Not long ago, his name was spoken in the same breath as Mikael Granlund, Teemu Pulkkinen, Teuvo Teräväinen, Rasmus Ristolainen and Aleksander Barkov. Not long ago, he won awards named after Sami Kapanen and Teppo Numminen. Not too long ago, Aleksi Saarela was a bonafide hockey prodigy. Some folks felt he was the top ’97-born player in the world.
Barely a teenager, Saarela produced points like a machine and he made all his teammates look good. You know the drill: kid dances and dangles the puck down low, attracting and distracting defenders while his meaty-handed winger waits beside a wide open net for that perfect saucer pass.
Then, something happened. The hope of hockey Finland, who saw his first shifts against grown men in the country’s top pro league while only 16 years old, was failing to make rosters for Team Finland and when he did make them, he was a late addition, and often saw little ice time. At the 2014 U18 World Junior Championships, a tournament designed to showcase players just like him, he mysteriously rode the pine, getting into just two games.
This is a player who was routinely penciled in as a top-line center.
What is known is that he ran into injury trouble. What is widely believed is that he ran into a bench boss who didn’t like him, for whatever reason. Nonetheless, it had a ripple effect, especially among scouts.
Said Anthony Mauro of Draftbuzz:
“Dealing with a good amount of injury trouble as well as a newly tenuous international relationship has made quite a few sour on [Saarela] … Reported as having quite the character, more information is needed to assess what truly went wrong with his coach and team this past April.”
By November, the opinion became consensus. Kyle Woodlief of Redline Report:
“Two years ago [he] was talked about as a future star, but his development has stalled out and his game is stagnant.”
Enter April 2015 and the U18 World Junior Championships. Here, the kid was a bonafide star, tallying 3-5-8 in seven games for the Finns, and scoring some big goals.
In a prelim match against the Swiss, he makes this pass look easy:
Here his one-timer is blocked, but Saarela doesn’t quit on the play, chasing the loose puck into the corner and swatting it out to a wide-open Patrik Laine (a freight-train of a player, Laine is poised to be among the darlings of the 2016 draft.) In the highlight that follows that one, Saarela wins the face-off and scores on the very same one-timer.
In overtime, he nearly became the goat when he was called for a penalty, but after coming out of the box he collects a blocked shot in his own zone and uses his speed to get to the outside, where he catches the Swiss netminder unprepared with an accurate, in-stride shot.
Today he’s a vested player for Assat in Finland’s top pro league.

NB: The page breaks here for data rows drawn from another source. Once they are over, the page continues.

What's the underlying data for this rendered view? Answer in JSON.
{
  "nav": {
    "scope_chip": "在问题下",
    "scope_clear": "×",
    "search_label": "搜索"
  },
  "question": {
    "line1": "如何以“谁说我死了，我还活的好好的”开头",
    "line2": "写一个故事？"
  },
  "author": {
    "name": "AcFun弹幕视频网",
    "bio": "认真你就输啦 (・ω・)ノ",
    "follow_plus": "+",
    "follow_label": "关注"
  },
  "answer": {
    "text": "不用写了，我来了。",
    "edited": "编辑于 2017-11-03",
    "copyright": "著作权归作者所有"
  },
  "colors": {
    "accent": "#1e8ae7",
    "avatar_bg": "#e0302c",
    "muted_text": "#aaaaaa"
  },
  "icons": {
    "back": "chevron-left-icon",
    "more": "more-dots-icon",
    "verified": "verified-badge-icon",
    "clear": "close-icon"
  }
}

Although the knocks against him for being injury prone persist, this past season he missed just five league games, and took part in over a dozen international tilts. Saarela long ago left behind the kind of dangling that made him prodigy material. In its place, he has assumed a simplified, more pro-style game without giving up any bit of his prodigious skill-set. He’s an agile skater with great acceleration and excellent top speed; a killer puck-handler with incredible vision who processes the game with a world-class hockey IQ; he has a quick release, his shot is deadly-accurate whether shooting in-stride or off the one-timer; and he is as effective a playmaker as he is a finisher.
Even his defensive game has shown improvement. Yet the diss persists.
TSN’s Craig Button ranked him 84 overall but according to that ranking, Saarela is just the sixth best Finnish prospect in the draft, behind countrymen Veeti Vainio, Roope Hintz, Julius Nattinen, Sebastian Aho and Mikko Rantanen. This isn’t out of step with Central Scouting’s Final Rankings of International Skaters. Although their order is slightly different, they too have Saarela as the 6th best Finnish prospect.
Rantanen, OK, that one makes sense. The others, not so much.
Hockey’s Future caught up with him after he scored the OT winner against the Swiss. In true hockey tradition he has nothing of interest to say.
Does he have what it takes to play in the NHL? At 5’11” 198 lbs, he is about the same size as Sidney Crosby, and doesn’t play at all as though he’s undersized. As one scout put it, he seems very comfortable in his frame. He embraces the physical side of the sport, and although his production in the elite league has been sub-par for him, he is only 18 years old.
Maybe scouts believe that Saarela has effectively peaked, reached his ceiling, and that what you see is what you’ll get. There may be character issues not widely known. Whatever the case, this past April Saarela left the past behind him and, in delivering a spectacular effort for Team Finland, transformed himself from a former hockey prodigy into the triumphant prodigal son.